Proof idea: The coefficient of the $$x^{n-i}y^i$$ term comes from the number ways that it is possible to choose the first term $$n-i$$ time and the second term $$i$$ times while doing the expansion. We have $$n$$ terms to work with, and must select $$i$$ of them to multiply the $$y$$. There are $$\binom{n}{i}$$ ways to do this.

• Corollary: For a non-negative integer $$n$$, $\sum_{i=0}^{n} \binom{n}{i}=2^n \,.$

Proof: Apply the binomial theorem with $$x=y=1$$.

• Another way to look at that corollary:
• The left side of the equation is the number of bit strings of length $$n$$ with 0 ones, plus bit strings with 1 one, with 2 ones, …, $$n$$ ones.
• The right side is the number of bit strings of length $$n$$.
• Those count the same thing, so they must be equal.

# Pascal's Identity and Triangle

• Pascal's Identity: Theorem: For a positive integers $$n$$ and $$k$$ with $$k\le n$$, $\binom{n+1}{k} = \binom{n}{k-1}+\binom{n}{k}\,.$

Proof: The left side of this equation is the number of ways to choose $$k$$ items from $$n+1$$.

If we are choosing $$k$$ items, we can break our choices into two categories. First, we can include the first item in our choice. Then we must select another $$k-1$$ items from the remaining $$n$$, in one of $$\binom{n}{k-1}$$ ways.

Second, we do not include the first item. Then we select $$k$$ items from the remaining $$n$$, in one of $$\binom{n}{k}$$ ways.

These cover all possibilities of choosing $$k$$ from $$n+1$$. Thus the two sides are equal.

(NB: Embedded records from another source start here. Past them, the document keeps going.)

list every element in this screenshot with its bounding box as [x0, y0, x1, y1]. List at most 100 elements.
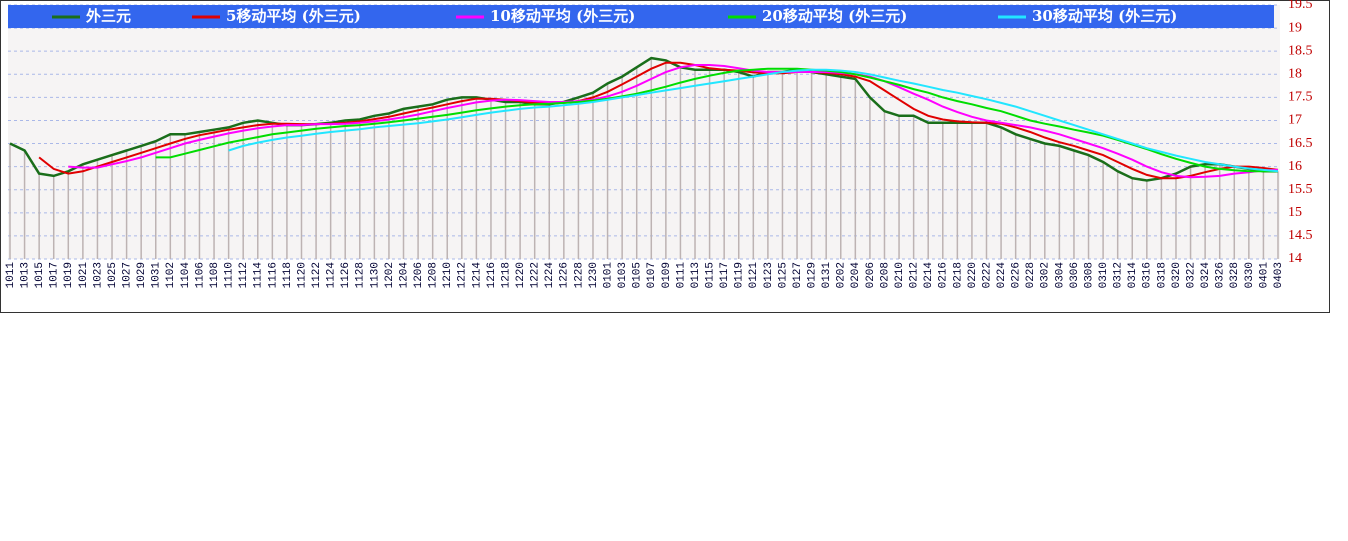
x-tick-label: 0220 — [967, 262, 979, 288]
x-tick-label: 0111 — [675, 262, 687, 289]
legend-box — [8, 5, 1274, 28]
x-tick-label: 0304 — [1054, 262, 1066, 289]
series-line — [155, 67, 1278, 173]
x-tick-label: 0127 — [792, 262, 804, 288]
x-tick-label: 0330 — [1244, 262, 1256, 288]
series-line — [68, 64, 1279, 179]
y-tick-label: 14.5 — [1288, 228, 1313, 243]
x-tick-label: 1214 — [471, 262, 483, 289]
x-tick-label: 1116 — [267, 262, 279, 288]
x-tick-label: 0202 — [836, 262, 848, 288]
x-tick-label: 1114 — [253, 262, 265, 289]
x-tick-label: 0119 — [734, 262, 746, 288]
x-tick-label: 0328 — [1229, 262, 1241, 288]
x-tick-label: 1031 — [151, 262, 163, 289]
x-tick-label: 0115 — [704, 262, 716, 288]
x-tick-label: 1222 — [530, 262, 542, 288]
x-tick-label: 1021 — [78, 262, 90, 289]
x-tick-label: 1011 — [5, 262, 17, 289]
x-tick-label: 1212 — [457, 262, 469, 288]
x-tick-label: 0324 — [1200, 262, 1212, 289]
x-tick-label: 1218 — [500, 262, 512, 288]
y-tick-label: 19 — [1288, 20, 1302, 35]
x-tick-label: 0401 — [1258, 262, 1270, 289]
legend-label: 5移动平均 (外三元) — [226, 7, 361, 25]
x-tick-label: 1106 — [194, 262, 206, 288]
x-tick-label: 1224 — [544, 262, 556, 289]
x-tick-label: 0206 — [865, 262, 877, 288]
x-tick-label: 0316 — [1142, 262, 1154, 288]
y-tick-label: 14 — [1288, 251, 1302, 266]
x-tick-label: 1023 — [92, 262, 104, 288]
x-tick-label: 0306 — [1069, 262, 1081, 288]
x-tick-label: 0105 — [632, 262, 644, 288]
series-line — [228, 68, 1279, 173]
x-tick-label: 1206 — [413, 262, 425, 288]
x-tick-label: 0123 — [763, 262, 775, 288]
x-tick-label: 1124 — [326, 262, 338, 289]
x-tick-label: 1102 — [165, 262, 177, 288]
x-tick-label: 0129 — [807, 262, 819, 288]
y-tick-label: 17 — [1288, 113, 1302, 128]
x-tick-label: 0226 — [1011, 262, 1023, 288]
x-tick-label: 0101 — [602, 262, 614, 289]
legend-label: 外三元 — [85, 7, 131, 25]
x-tick-label: 0312 — [1113, 262, 1125, 288]
series-line — [38, 61, 1279, 180]
legend-label: 10移动平均 (外三元) — [490, 7, 635, 25]
y-tick-label: 18.5 — [1288, 43, 1313, 58]
x-tick-label: 0103 — [617, 262, 629, 288]
x-tick-label: 0302 — [1040, 262, 1052, 288]
x-tick-label: 1204 — [398, 262, 410, 289]
x-tick-label: 0403 — [1273, 262, 1285, 288]
x-tick-label: 0320 — [1171, 262, 1183, 288]
series-line — [9, 56, 1278, 182]
x-tick-label: 1025 — [107, 262, 119, 288]
y-tick-label: 16 — [1288, 159, 1302, 174]
x-tick-label: 1120 — [296, 262, 308, 288]
x-tick-label: 1126 — [340, 262, 352, 288]
x-tick-label: 1019 — [63, 262, 75, 288]
x-tick-label: 1110 — [224, 262, 236, 288]
x-tick-label: 0228 — [1025, 262, 1037, 288]
x-tick-label: 0125 — [777, 262, 789, 288]
x-tick-label: 1017 — [49, 262, 61, 288]
x-tick-label: 1108 — [209, 262, 221, 288]
x-tick-label: 0310 — [1098, 262, 1110, 288]
x-tick-label: 1230 — [588, 262, 600, 288]
y-tick-label: 17.5 — [1288, 90, 1313, 105]
x-tick-label: 0212 — [909, 262, 921, 288]
x-tick-label: 0107 — [646, 262, 658, 288]
x-tick-label: 0113 — [690, 262, 702, 288]
x-tick-label: 1228 — [573, 262, 585, 288]
x-tick-label: 0326 — [1215, 262, 1227, 288]
x-tick-label: 1104 — [180, 262, 192, 289]
x-tick-label: 1027 — [122, 262, 134, 288]
x-tick-label: 1210 — [442, 262, 454, 288]
x-tick-label: 0204 — [850, 262, 862, 289]
x-tick-label: 0109 — [661, 262, 673, 288]
x-tick-label: 1122 — [311, 262, 323, 288]
y-tick-label: 16.5 — [1288, 136, 1313, 151]
x-tick-label: 0208 — [879, 262, 891, 288]
x-tick-label: 1112 — [238, 262, 250, 288]
x-tick-label: 1220 — [515, 262, 527, 288]
x-tick-label: 1226 — [559, 262, 571, 288]
x-tick-label: 0222 — [981, 262, 993, 288]
x-tick-label: 0131 — [821, 262, 833, 289]
x-tick-label: 0314 — [1127, 262, 1139, 289]
y-tick-label: 19.5 — [1288, 0, 1313, 12]
x-tick-label: 0117 — [719, 262, 731, 288]
x-tick-label: 1216 — [486, 262, 498, 288]
x-tick-label: 1013 — [19, 262, 31, 288]
y-tick-label: 18 — [1288, 66, 1302, 81]
x-tick-label: 1208 — [428, 262, 440, 288]
x-tick-label: 1029 — [136, 262, 148, 288]
x-tick-label: 0216 — [938, 262, 950, 288]
x-tick-label: 1128 — [355, 262, 367, 288]
legend-label: 30移动平均 (外三元) — [1032, 7, 1177, 25]
x-tick-label: 0121 — [748, 262, 760, 289]
x-tick-label: 1015 — [34, 262, 46, 288]
x-tick-label: 0224 — [996, 262, 1008, 289]
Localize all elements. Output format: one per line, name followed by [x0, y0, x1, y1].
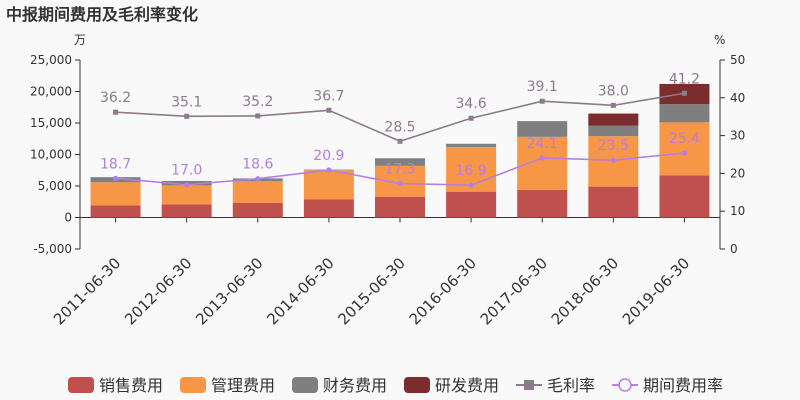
right-axis-tick-label: 30: [730, 129, 745, 143]
data-label: 36.2: [100, 90, 131, 106]
line-point: [468, 115, 474, 121]
bar-segment: [375, 158, 425, 166]
line-point: [610, 102, 616, 108]
bar-segment: [659, 104, 710, 123]
bar-segment: [90, 205, 141, 218]
legend-swatch: [404, 377, 430, 393]
left-axis-tick-label: 20,000: [30, 85, 72, 99]
line-point: [539, 98, 545, 104]
x-axis-tick-label: 2015-06-30: [334, 254, 408, 328]
left-axis-tick-label: 5,000: [38, 179, 72, 193]
legend-swatch-marker: [618, 378, 632, 392]
data-label: 18.7: [100, 156, 131, 172]
line-point: [113, 109, 119, 115]
bar-segment: [446, 191, 497, 218]
right-axis-tick-label: 20: [730, 166, 745, 180]
bar-segment: [588, 113, 639, 126]
data-label: 39.1: [527, 79, 558, 95]
left-axis-unit: 万: [74, 33, 86, 47]
data-label: 17.0: [171, 163, 202, 179]
line-point: [539, 155, 545, 161]
bar-segment: [659, 175, 710, 218]
bar-segment: [232, 180, 283, 204]
line-point: [184, 113, 190, 119]
data-label: 18.6: [242, 157, 273, 173]
right-axis-tick-label: 0: [730, 242, 738, 256]
right-axis-unit: %: [714, 33, 725, 47]
data-label: 35.1: [171, 94, 202, 110]
bar-segment: [588, 125, 639, 137]
line-point: [468, 182, 474, 188]
data-label: 35.2: [242, 94, 273, 110]
legend-entry: 毛利率: [547, 376, 595, 395]
data-label: 16.9: [456, 163, 487, 179]
legend-entry: 管理费用: [211, 376, 275, 395]
legend: 销售费用 管理费用 财务费用 研发费用 毛利率 期间费用率: [68, 376, 723, 395]
legend-swatch: [68, 377, 94, 393]
line-point: [255, 176, 261, 182]
bar-segment: [659, 122, 710, 176]
bar-segment: [517, 189, 568, 218]
x-axis-tick-label: 2013-06-30: [192, 254, 266, 328]
line-point: [610, 157, 616, 163]
bar-segment: [517, 136, 568, 190]
line-point: [397, 181, 403, 187]
left-axis-tick-label: -5,000: [33, 242, 72, 256]
left-axis-tick-label: 15,000: [30, 116, 72, 130]
bar-segment: [303, 199, 354, 218]
bar-segment: [517, 121, 568, 137]
x-axis-tick-label: 2016-06-30: [406, 254, 480, 328]
bar-segment: [303, 170, 354, 200]
bar-segment: [161, 185, 212, 205]
bar-segment: [232, 203, 283, 218]
x-axis-tick-label: 2011-06-30: [50, 254, 124, 328]
data-label: 25.4: [669, 131, 700, 147]
left-axis-tick-label: 10,000: [30, 148, 72, 162]
bar-segment: [375, 196, 425, 218]
data-label: 41.2: [669, 71, 700, 87]
bar-segment: [161, 204, 212, 218]
right-axis-tick-label: 50: [730, 53, 745, 67]
legend-entry: 研发费用: [435, 376, 499, 395]
line-point: [326, 167, 332, 173]
legend-entry: 财务费用: [323, 376, 387, 395]
line-point: [397, 138, 403, 144]
line-point: [112, 175, 119, 181]
line-point: [184, 182, 190, 188]
legend-entry: 销售费用: [99, 376, 163, 395]
line-point: [681, 150, 688, 156]
data-label: 20.9: [313, 148, 344, 164]
line-point: [326, 107, 332, 113]
right-axis-tick-label: 40: [730, 91, 745, 105]
data-label: 34.6: [456, 96, 487, 112]
line-series: 36.2 35.1 35.2 36.7 28.5 34.6 39.1 38.0 41.2 18.7…: [100, 71, 700, 188]
x-axis-tick-label: 2014-06-30: [263, 254, 337, 328]
x-axis-tick-label: 2012-06-30: [121, 254, 195, 328]
data-label: 36.7: [313, 88, 344, 104]
data-label: 17.3: [384, 162, 415, 178]
chart-title: 中报期间费用及毛利率变化: [6, 5, 198, 24]
data-label: 28.5: [384, 119, 415, 135]
data-label: 38.0: [598, 83, 629, 99]
legend-swatch-marker: [524, 380, 534, 390]
line-point: [255, 113, 261, 119]
bar-segment: [90, 182, 141, 206]
bar-segment: [446, 143, 497, 147]
line-point: [681, 90, 687, 96]
legend-swatch: [180, 377, 206, 393]
right-axis-tick-label: 10: [730, 204, 745, 218]
legend-entry: 期间费用率: [643, 376, 723, 395]
legend-swatch: [292, 377, 318, 393]
x-axis-tick-label: 2018-06-30: [548, 254, 622, 328]
x-axis-tick-label: 2019-06-30: [619, 254, 693, 328]
x-axis-tick-label: 2017-06-30: [477, 254, 551, 328]
data-label: 24.1: [527, 136, 558, 152]
data-label: 23.5: [598, 138, 629, 154]
left-axis-tick-label: 0: [64, 211, 72, 225]
left-axis-tick-label: 25,000: [30, 53, 72, 67]
bar-segment: [588, 186, 639, 218]
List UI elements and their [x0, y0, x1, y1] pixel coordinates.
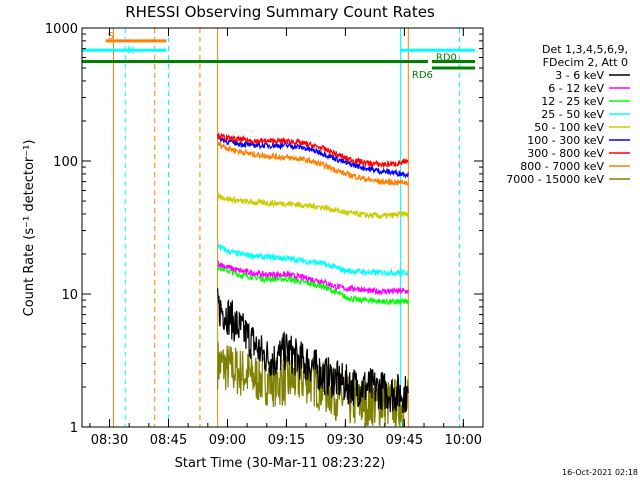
y-tick-label: 1: [70, 421, 78, 436]
legend-entry-label: 6 - 12 keV: [548, 82, 604, 95]
y-tick-label: 1000: [45, 22, 78, 37]
flag-band-label: RD0: [436, 52, 457, 63]
series-line: [217, 243, 409, 278]
x-tick-label: 08:30: [91, 433, 128, 448]
y-axis: 1 10 100 1000: [45, 22, 483, 436]
flag-band-label: N: [127, 45, 134, 56]
series-line: [217, 141, 409, 186]
x-tick-label: 08:45: [150, 433, 187, 448]
plot-frame: [81, 27, 484, 428]
x-axis: 08:30 08:45 09:00 09:15 09:30 09:45 10:00: [89, 28, 484, 448]
x-tick-label: 09:45: [386, 433, 423, 448]
series-line: [217, 341, 409, 427]
legend-header-line: Det 1,3,4,5,6,9,: [542, 43, 628, 56]
series-line: [217, 260, 409, 297]
flag-band-label: RD6: [412, 70, 433, 81]
legend-entry-label: 50 - 100 keV: [534, 121, 604, 134]
legend: Det 1,3,4,5,6,9, FDecim 2, Att 0 3 - 6 k…: [506, 43, 630, 186]
legend-entry-label: 3 - 6 keV: [555, 69, 604, 82]
y-tick-label: 10: [61, 288, 78, 303]
footer-date: 16-Oct-2021 02:18: [562, 468, 638, 477]
x-tick-label: 10:00: [445, 433, 482, 448]
series-line: [217, 192, 409, 220]
x-axis-label: Start Time (30-Mar-11 08:23:22): [175, 456, 386, 471]
legend-entry-label: 25 - 50 keV: [541, 108, 604, 121]
series-line: [217, 288, 409, 414]
legend-entry-label: 800 - 7000 keV: [520, 160, 604, 173]
x-tick-label: 09:00: [209, 433, 246, 448]
legend-header-line: FDecim 2, Att 0: [543, 56, 628, 69]
x-tick-label: 09:30: [327, 433, 364, 448]
chart-title: RHESSI Observing Summary Count Rates: [125, 3, 435, 21]
legend-entry-label: 300 - 800 keV: [527, 147, 604, 160]
series-line: [217, 132, 409, 169]
series-line: [217, 264, 409, 306]
y-tick-label: 100: [53, 155, 78, 170]
x-tick-label: 09:15: [268, 433, 305, 448]
flag-band-label: S: [108, 31, 114, 42]
legend-entry-label: 100 - 300 keV: [527, 134, 604, 147]
y-axis-label: Count Rate (s⁻¹ detector⁻¹): [22, 140, 37, 317]
legend-entry-label: 12 - 25 keV: [541, 95, 604, 108]
legend-entry-label: 7000 - 15000 keV: [506, 173, 604, 186]
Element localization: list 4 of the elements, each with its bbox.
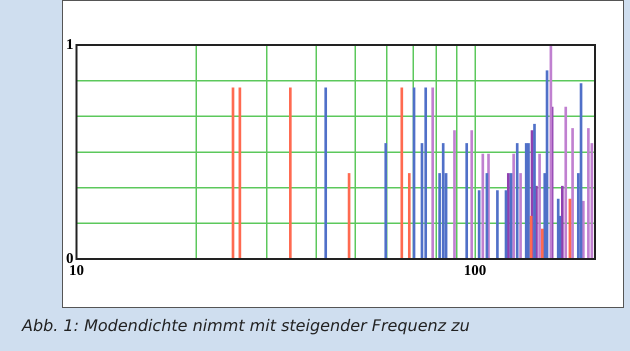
x-tick-label: 10 [69, 262, 84, 279]
x-tick-label: 100 [464, 262, 486, 279]
caption: Abb. 1: Modendichte nimmt mit steigender Frequenz zu [22, 316, 470, 335]
y-tick-label: 1 [66, 36, 74, 53]
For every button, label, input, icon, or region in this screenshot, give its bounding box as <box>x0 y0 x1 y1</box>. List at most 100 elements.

• The binomial theorem and Pascal's identity proofs are examples of combinatorial proofs.
• To prove two values are equal, we show that they are two different ways to look at counting the same thing.
• Another proof technique, particularly useful when you have values you find a way to view as combinatorial results.
• Like any other counting: you have to be sure you're actually counting the same thing twice, not two slightly different things.
• If we draw a triangle, formed by adding the two values above to get the next row, we get:
• By Pascal's Identity, the value in row $$n$$ at $$r$$ from the left is $$\binom{n}{r}$$.
• Row $$n$$ is the coefficients of the expansion of $$(x+y)^n$$.